Although the research in this area has led to many different image segmentation techniques presented in the literature [6], no single algorithm can be considered good for all applications and all images [7]. Segmentation methods used for color images can be divided into two main categories: feature-space based techniques (clustering methods [8,9,10] and histogram multi-thresholding [7,11,12]) and image-domain based techniques. The latter are further divided into pixel-similarity based algorithms [13,14,15] and pixel-difference based algorithms [2,4,16]. Image-domain based techniques exploit the pixel context interaction which increase computational complexity. The most common feature-space techniques gained their popularity through the adaptive k-means algorithm [17,18]. Most of these methods are parameterized with number of expected clusters. Number of clusters is determined automatically in the Mean Shift algorithm [1] using nonparametric density estimation and gradient guided hill-climbing procedure.
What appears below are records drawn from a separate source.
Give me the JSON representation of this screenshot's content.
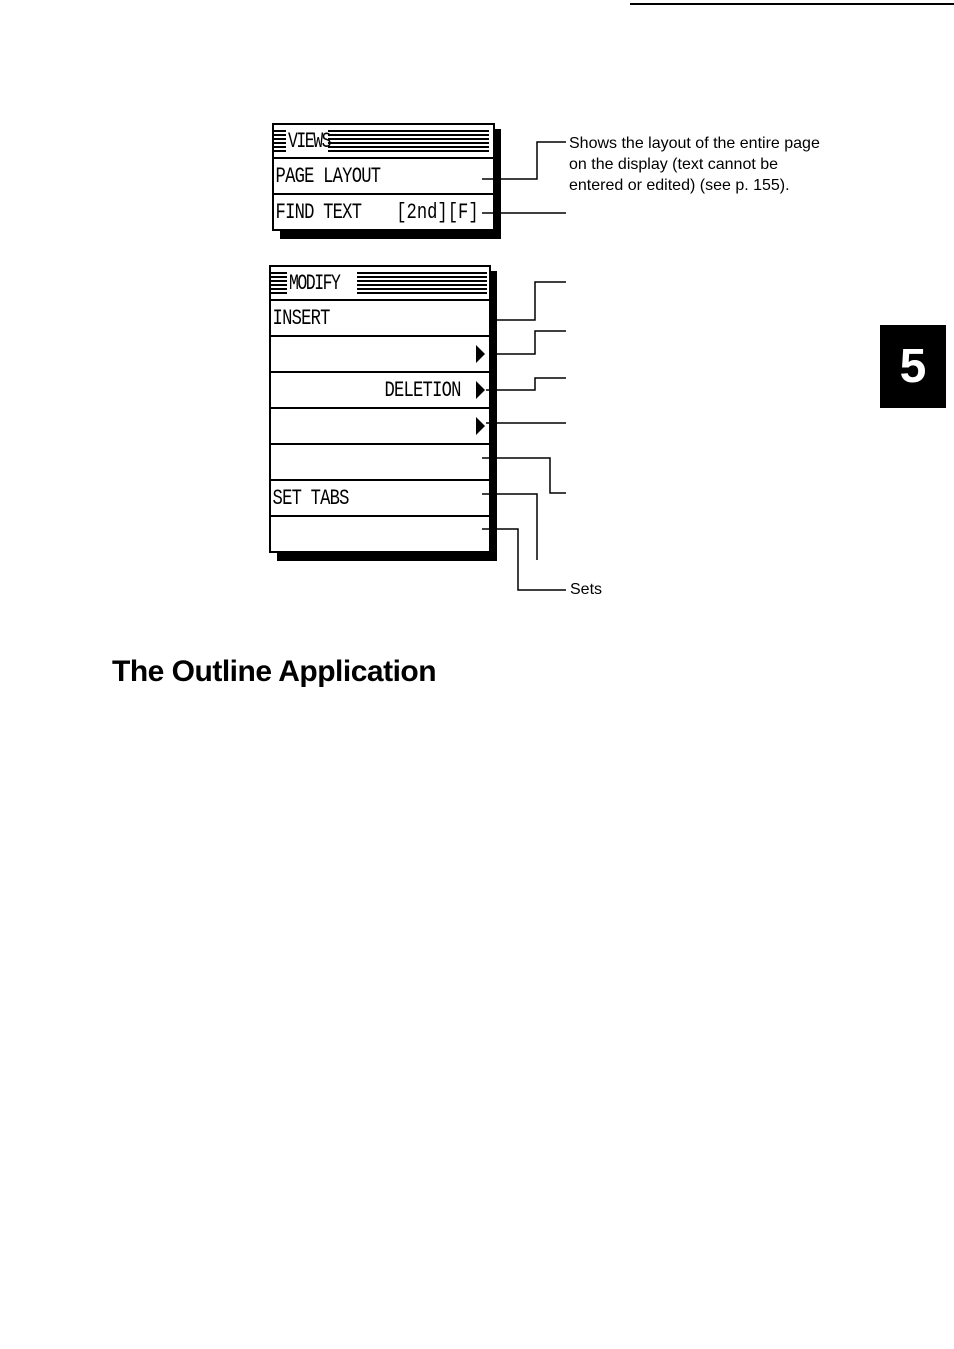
{
  "page": {
    "chapter_tab": "5",
    "section_heading": "The Outline Application"
  },
  "views_menu": {
    "title": "VIEWS",
    "items": [
      {
        "label": "PAGE LAYOUT",
        "shortcut": "",
        "submenu": false
      },
      {
        "label": "FIND TEXT",
        "shortcut": "[2nd][F]",
        "submenu": false
      }
    ]
  },
  "modify_menu": {
    "title": "MODIFY",
    "items": [
      {
        "label": "INSERT",
        "submenu": false
      },
      {
        "label": "",
        "submenu": true
      },
      {
        "label": "DELETION",
        "submenu": true
      },
      {
        "label": "",
        "submenu": true
      },
      {
        "label": "",
        "submenu": false
      },
      {
        "label": "SET TABS",
        "submenu": false
      },
      {
        "label": "",
        "submenu": false
      }
    ]
  },
  "callouts": {
    "page_layout": "Shows the layout of the entire page on the display (text cannot be entered or edited) (see p. 155).",
    "page_layout_lines": [
      "Shows the layout of the entire page",
      "on the display (text cannot be",
      "entered or edited) (see p. 155)."
    ],
    "sets": "Sets"
  }
}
Histogram-based approaches relay on the estimation of the discrete density in the designated color space where the clusters are represented by hills in the histogram. These methods are not parameterized with the a priori knowledge about number of clusters or their shape. The result depends on the discretization resolution of the feature space and the quality of provided segmentations can degrade if scale variations are present in the input data. To overcome this drawback, the Hill-manipulation algorithm [19] adaptively refines histogram resolution in the regions of higher density. Beside abovementioned, methods exist that combine information contained in different attributes or apply postprocessing to improve the quality of the segmentation acquired by color quantization [20,21].